Après le dîner, alors que nous étions tous dans nos lits, et que la petite lumière du couloir brillait, je pensais à toutes les choses que j’aurais bien voulu raconter aujourd’hui à maman. Je les avais toutes gardées pour moi, défraîchies et misérables, comme la petite fleur que j’avais mise dans ma poche. Peut-être que maintenant je vais pouvoir échanger quelques mots avec maman ? J’eus une lueur d’espoir !
- “Maman ! Appelai-je dans l’obscurité, maman !”
Les pas de maman résonnèrent près de ma chambre, et son visage s’approcha de moi dans la pénombre, un doigt sur sa bouche.
- “Chut ! Silence ! Tu réveilles le bébé, je viens tout juste de réussir à l’endormir ! Bonne nuit mon chéri, je me dépêche à présent d’aller à mon cours de Parachat Hachavou'a.”

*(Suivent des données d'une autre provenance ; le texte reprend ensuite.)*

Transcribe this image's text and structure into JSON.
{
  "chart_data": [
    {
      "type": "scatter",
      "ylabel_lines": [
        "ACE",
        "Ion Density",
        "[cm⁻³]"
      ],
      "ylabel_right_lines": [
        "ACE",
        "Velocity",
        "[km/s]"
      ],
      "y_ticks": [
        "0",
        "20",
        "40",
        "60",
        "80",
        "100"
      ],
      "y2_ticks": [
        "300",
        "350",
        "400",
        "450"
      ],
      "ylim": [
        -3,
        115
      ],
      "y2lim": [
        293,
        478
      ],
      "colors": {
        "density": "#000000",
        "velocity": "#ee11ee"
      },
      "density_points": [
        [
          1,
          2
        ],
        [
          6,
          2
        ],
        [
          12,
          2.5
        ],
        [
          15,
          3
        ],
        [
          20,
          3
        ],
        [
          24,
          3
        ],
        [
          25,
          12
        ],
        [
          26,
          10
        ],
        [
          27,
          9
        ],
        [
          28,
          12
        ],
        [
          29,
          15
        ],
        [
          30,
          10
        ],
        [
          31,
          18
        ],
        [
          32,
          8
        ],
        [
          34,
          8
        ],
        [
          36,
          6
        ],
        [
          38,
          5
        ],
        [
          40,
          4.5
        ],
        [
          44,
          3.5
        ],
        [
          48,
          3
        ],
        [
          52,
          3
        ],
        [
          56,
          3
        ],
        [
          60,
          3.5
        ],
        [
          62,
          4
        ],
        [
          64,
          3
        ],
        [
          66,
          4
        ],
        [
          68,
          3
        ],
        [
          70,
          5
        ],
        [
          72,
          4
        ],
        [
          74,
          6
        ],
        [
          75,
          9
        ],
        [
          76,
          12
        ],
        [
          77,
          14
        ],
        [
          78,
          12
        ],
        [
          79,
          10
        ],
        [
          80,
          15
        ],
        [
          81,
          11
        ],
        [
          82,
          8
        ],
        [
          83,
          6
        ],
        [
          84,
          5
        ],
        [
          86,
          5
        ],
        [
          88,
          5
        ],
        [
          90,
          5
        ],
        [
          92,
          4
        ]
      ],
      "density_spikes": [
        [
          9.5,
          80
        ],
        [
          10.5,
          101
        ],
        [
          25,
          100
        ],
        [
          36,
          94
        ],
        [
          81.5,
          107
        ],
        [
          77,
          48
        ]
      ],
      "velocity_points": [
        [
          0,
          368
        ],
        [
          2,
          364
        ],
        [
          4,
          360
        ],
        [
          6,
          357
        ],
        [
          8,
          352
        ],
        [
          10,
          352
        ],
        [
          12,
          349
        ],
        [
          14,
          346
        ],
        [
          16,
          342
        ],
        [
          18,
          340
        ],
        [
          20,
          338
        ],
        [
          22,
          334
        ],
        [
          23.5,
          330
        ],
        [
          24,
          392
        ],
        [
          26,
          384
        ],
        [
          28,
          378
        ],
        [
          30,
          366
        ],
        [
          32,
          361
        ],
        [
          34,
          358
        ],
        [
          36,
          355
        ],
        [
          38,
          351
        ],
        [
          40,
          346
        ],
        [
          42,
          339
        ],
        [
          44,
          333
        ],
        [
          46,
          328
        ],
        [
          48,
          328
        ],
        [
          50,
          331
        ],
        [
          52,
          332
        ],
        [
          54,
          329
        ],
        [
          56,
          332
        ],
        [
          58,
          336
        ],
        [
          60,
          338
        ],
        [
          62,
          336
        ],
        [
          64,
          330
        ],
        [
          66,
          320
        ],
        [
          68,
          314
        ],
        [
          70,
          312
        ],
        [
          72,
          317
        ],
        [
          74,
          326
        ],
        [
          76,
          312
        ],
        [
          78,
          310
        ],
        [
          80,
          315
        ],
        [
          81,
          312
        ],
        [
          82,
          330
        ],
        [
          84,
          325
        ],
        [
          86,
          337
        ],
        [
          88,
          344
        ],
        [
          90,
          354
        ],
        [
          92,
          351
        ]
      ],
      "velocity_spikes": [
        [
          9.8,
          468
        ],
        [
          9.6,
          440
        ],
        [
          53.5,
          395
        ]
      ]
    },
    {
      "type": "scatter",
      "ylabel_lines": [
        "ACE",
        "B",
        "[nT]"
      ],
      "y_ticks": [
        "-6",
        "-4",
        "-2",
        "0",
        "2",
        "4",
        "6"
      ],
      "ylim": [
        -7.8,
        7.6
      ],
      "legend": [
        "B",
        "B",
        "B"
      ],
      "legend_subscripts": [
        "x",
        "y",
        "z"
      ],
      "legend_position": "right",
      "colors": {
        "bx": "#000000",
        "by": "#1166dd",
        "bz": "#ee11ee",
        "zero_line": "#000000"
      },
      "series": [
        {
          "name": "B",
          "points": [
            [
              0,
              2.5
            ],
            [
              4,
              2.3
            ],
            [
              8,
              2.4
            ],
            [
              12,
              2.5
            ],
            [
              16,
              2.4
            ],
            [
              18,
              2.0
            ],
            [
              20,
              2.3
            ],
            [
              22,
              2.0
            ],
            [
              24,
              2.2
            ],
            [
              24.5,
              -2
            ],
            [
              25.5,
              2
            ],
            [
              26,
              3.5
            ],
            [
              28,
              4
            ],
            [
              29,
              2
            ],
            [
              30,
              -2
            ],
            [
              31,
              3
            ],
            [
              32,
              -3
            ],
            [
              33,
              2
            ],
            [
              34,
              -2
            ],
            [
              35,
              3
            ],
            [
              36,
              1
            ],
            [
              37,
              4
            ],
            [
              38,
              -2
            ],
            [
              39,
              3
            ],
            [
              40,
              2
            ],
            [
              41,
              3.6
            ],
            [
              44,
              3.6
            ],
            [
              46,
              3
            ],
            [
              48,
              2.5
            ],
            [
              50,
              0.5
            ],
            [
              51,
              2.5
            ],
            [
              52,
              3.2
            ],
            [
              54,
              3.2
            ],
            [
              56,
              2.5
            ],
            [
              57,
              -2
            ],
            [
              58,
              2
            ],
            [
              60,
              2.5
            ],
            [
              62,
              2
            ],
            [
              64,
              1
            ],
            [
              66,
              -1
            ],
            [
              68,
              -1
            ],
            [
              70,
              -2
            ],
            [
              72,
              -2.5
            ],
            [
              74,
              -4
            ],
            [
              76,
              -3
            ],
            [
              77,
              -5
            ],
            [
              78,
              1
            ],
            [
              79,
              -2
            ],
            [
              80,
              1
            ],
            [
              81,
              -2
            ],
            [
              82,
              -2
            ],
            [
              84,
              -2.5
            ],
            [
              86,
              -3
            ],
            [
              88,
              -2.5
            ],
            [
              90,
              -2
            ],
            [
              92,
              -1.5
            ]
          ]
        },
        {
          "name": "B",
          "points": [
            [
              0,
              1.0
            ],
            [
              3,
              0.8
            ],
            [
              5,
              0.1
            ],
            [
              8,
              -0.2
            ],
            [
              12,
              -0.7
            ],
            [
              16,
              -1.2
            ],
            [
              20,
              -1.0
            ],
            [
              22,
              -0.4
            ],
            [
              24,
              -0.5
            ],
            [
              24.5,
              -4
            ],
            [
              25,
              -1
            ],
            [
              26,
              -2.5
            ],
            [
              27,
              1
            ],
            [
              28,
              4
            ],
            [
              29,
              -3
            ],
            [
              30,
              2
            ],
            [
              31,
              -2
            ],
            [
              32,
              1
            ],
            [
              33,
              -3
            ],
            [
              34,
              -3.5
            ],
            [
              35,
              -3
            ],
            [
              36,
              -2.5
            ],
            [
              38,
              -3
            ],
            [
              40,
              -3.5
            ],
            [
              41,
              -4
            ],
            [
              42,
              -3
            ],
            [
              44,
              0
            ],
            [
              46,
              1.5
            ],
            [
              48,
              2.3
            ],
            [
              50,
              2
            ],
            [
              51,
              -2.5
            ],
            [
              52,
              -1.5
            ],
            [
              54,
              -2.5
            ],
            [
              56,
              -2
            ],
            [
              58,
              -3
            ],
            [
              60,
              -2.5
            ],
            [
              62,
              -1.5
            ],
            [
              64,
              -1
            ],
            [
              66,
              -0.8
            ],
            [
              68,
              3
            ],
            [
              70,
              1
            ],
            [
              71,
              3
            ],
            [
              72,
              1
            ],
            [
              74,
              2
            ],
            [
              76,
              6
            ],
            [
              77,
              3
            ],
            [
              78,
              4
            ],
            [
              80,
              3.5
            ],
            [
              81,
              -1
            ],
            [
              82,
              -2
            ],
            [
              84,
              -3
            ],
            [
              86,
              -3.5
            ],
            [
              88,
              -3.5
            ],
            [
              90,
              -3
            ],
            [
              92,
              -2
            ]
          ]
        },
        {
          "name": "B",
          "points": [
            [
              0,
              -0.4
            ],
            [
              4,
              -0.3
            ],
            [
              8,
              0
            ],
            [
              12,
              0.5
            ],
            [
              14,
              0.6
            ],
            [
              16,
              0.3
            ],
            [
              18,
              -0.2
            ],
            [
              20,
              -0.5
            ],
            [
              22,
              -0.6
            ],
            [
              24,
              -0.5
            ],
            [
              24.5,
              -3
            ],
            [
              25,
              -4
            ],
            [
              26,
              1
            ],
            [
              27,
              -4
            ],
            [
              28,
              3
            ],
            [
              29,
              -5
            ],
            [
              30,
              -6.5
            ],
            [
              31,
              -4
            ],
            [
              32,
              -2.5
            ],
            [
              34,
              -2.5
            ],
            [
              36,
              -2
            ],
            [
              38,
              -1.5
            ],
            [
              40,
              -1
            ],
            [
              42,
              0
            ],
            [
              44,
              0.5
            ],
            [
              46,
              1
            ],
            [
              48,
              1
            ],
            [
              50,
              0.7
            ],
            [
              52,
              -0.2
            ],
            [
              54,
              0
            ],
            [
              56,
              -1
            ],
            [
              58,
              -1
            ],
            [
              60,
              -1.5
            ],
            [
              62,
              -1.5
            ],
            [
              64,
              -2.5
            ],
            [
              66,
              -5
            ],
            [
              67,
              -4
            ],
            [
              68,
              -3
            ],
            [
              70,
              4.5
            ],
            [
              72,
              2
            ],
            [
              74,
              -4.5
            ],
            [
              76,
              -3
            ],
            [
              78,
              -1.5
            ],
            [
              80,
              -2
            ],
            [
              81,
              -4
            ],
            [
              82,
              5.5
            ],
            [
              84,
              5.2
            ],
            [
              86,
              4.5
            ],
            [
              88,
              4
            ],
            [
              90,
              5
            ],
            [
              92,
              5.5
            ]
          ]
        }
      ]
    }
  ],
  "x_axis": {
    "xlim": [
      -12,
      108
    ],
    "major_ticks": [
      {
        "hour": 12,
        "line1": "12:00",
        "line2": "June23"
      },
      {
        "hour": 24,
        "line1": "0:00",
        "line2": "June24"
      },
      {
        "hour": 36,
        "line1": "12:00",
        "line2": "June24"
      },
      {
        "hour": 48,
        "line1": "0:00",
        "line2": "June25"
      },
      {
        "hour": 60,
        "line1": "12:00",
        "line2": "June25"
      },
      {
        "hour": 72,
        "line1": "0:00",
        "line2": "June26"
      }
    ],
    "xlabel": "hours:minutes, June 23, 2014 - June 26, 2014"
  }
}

Un jour nouveau. Aujourd’hui, je serai un enfant sage, je ne dérangerai et n’ennuierai personne. Je m’habillai en vitesse et attendis sans déranger. L’après-midi, je rentrai en silence à la maison. Je m’assis pour déjeuner et je me souvins qu’on ne parle pas à table. Je ne savais pas bien faire mes devoirs, Haïm n’avait pas la patience de me les expliquer. Et ce n’était pas la peine de déranger maman, le respect des parents passe avant tout !
Le soir, dans mon lit, je savais que j’avais été un gentil garçon, je n’avais pas ennuyé maman comme d’habitude, mais je ressentais un malaise, ma poche était pleine de fleurs froissées. Après plusieurs jours, pendant lesquels je fus un enfant gentil et calme, je commençais à réaliser que toutes ces fleurs froissées gonflaient trop ma poche, mais je craignais de les sortir, de peur que maman ne les considère à nouveau comme des mauvaises herbes… »
Fin de citation.
Est-il nécessaire de répéter qu’il est difficile d’être parent ?! Loin de moi l’intention de culpabiliser les parents, mais seulement d’attirer leur vigilance. Être parent demande une écoute centrée sur notre enfant. Ainsi nous pourrons l’accompagner sur le chemin de l’autonomie en l’aidant à grandir et en faisant ressortir ses qualités et ses ressources profondes. L’éducation des enfants nécessite de travailler sur soi et de faire beaucoup d’efforts.